Hosom John-Paul
Center for Spoken Language Understanding, School of Science & Engineering, Oregon Health & Science University, 20000 NW Walker Road, Beaverton, OR 97006 USA,
Speech Commun. 2009 Apr;51(4):352-368. doi: 10.1016/j.specom.2008.11.003.

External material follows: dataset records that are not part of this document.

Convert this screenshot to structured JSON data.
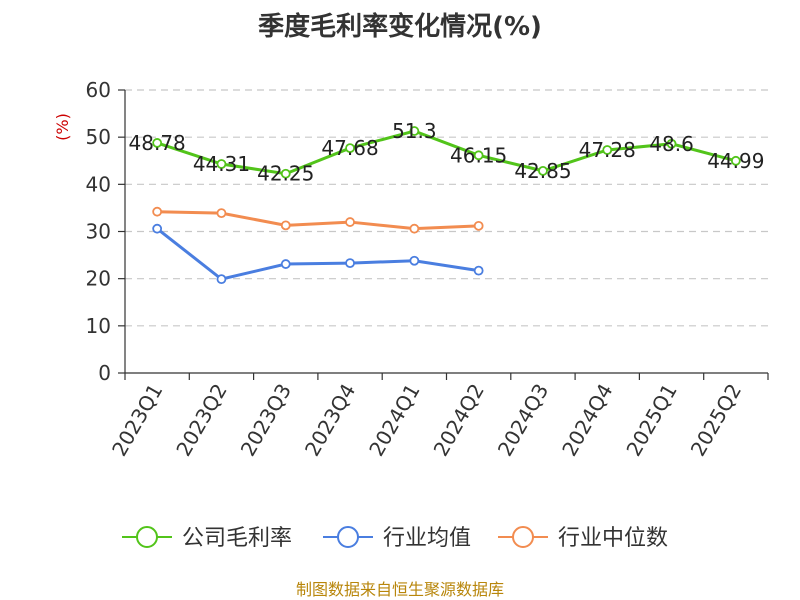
{
  "chart_data": {
    "type": "line",
    "title": "季度毛利率变化情况(%)",
    "ylabel": "(%)",
    "ylim": [
      0,
      60
    ],
    "yticks": [
      0,
      10,
      20,
      30,
      40,
      50,
      60
    ],
    "grid": true,
    "legend_position": "bottom",
    "categories": [
      "2023Q1",
      "2023Q2",
      "2023Q3",
      "2023Q4",
      "2024Q1",
      "2024Q2",
      "2024Q3",
      "2024Q4",
      "2025Q1",
      "2025Q2"
    ],
    "series": [
      {
        "name": "公司毛利率",
        "color": "#52c41a",
        "values": [
          48.78,
          44.31,
          42.25,
          47.68,
          51.3,
          46.15,
          42.85,
          47.28,
          48.6,
          44.99
        ],
        "show_labels": true
      },
      {
        "name": "行业均值",
        "color": "#4a7ee0",
        "values": [
          30.6,
          19.9,
          23.1,
          23.3,
          23.8,
          21.7,
          null,
          null,
          null,
          null
        ],
        "show_labels": false
      },
      {
        "name": "行业中位数",
        "color": "#f28c50",
        "values": [
          34.2,
          33.9,
          31.3,
          32.0,
          30.6,
          31.2,
          null,
          null,
          null,
          null
        ],
        "show_labels": false
      }
    ]
  },
  "source": "制图数据来自恒生聚源数据库"
}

Determining the location of phonemes is important to a number of speech applications, including training of automatic speech recognition systems, building text-to-speech systems, and research on human speech processing. Agreement of humans on the location of phonemes is, on average, 93.78% within 20 msec on a variety of corpora, and 93.49% within 20 msec on the TIMIT corpus. We describe a baseline forced-alignment system and a proposed system with several modifications to this baseline. Modifications include the addition of energy-based features to the standard cepstral feature set, the use of probabilities of a state transition given an observation, and the computation of probabilities of distinctive phonetic features instead of phoneme-level probabilities. Performance of the baseline system on the test partition of the TIMIT corpus is 91.48% within 20 msec, and performance of the proposed system on this corpus is 93.36% within 20 msec. The results of the proposed system are a 22% relative reduction in error over the baseline system, and a 14% reduction in error over results from a non-HMM alignment system. This result of 93.36% agreement is the best known reported result on the TIMIT corpus.
确定音素的位置对于许多语音应用都很重要,包括自动语音识别系统的训练、文本转语音系统的构建以及人类语音处理的研究。在各种语料库上,人类对音素位置的平均一致率在20毫秒内为93.78%,在TIMIT语料库上在20毫秒内为93.49%。我们描述了一个基线强制对齐系统以及对该基线进行了若干修改的提议系统。修改包括在标准倒谱特征集中添加基于能量的特征、使用给定观测值时状态转移的概率以及计算独特语音特征的概率而非音素级概率。基线系统在TIMIT语料库测试分区上在20毫秒内的准确率为91.48%,提议系统在该语料库上在20毫秒内的准确率为93.36%。提议系统的结果与基线系统相比,错误率相对降低了22%,与非隐马尔可夫对齐系统的结果相比,错误率降低了14%。93.36%的一致率这一结果是TIMIT语料库上已知的最佳报告结果。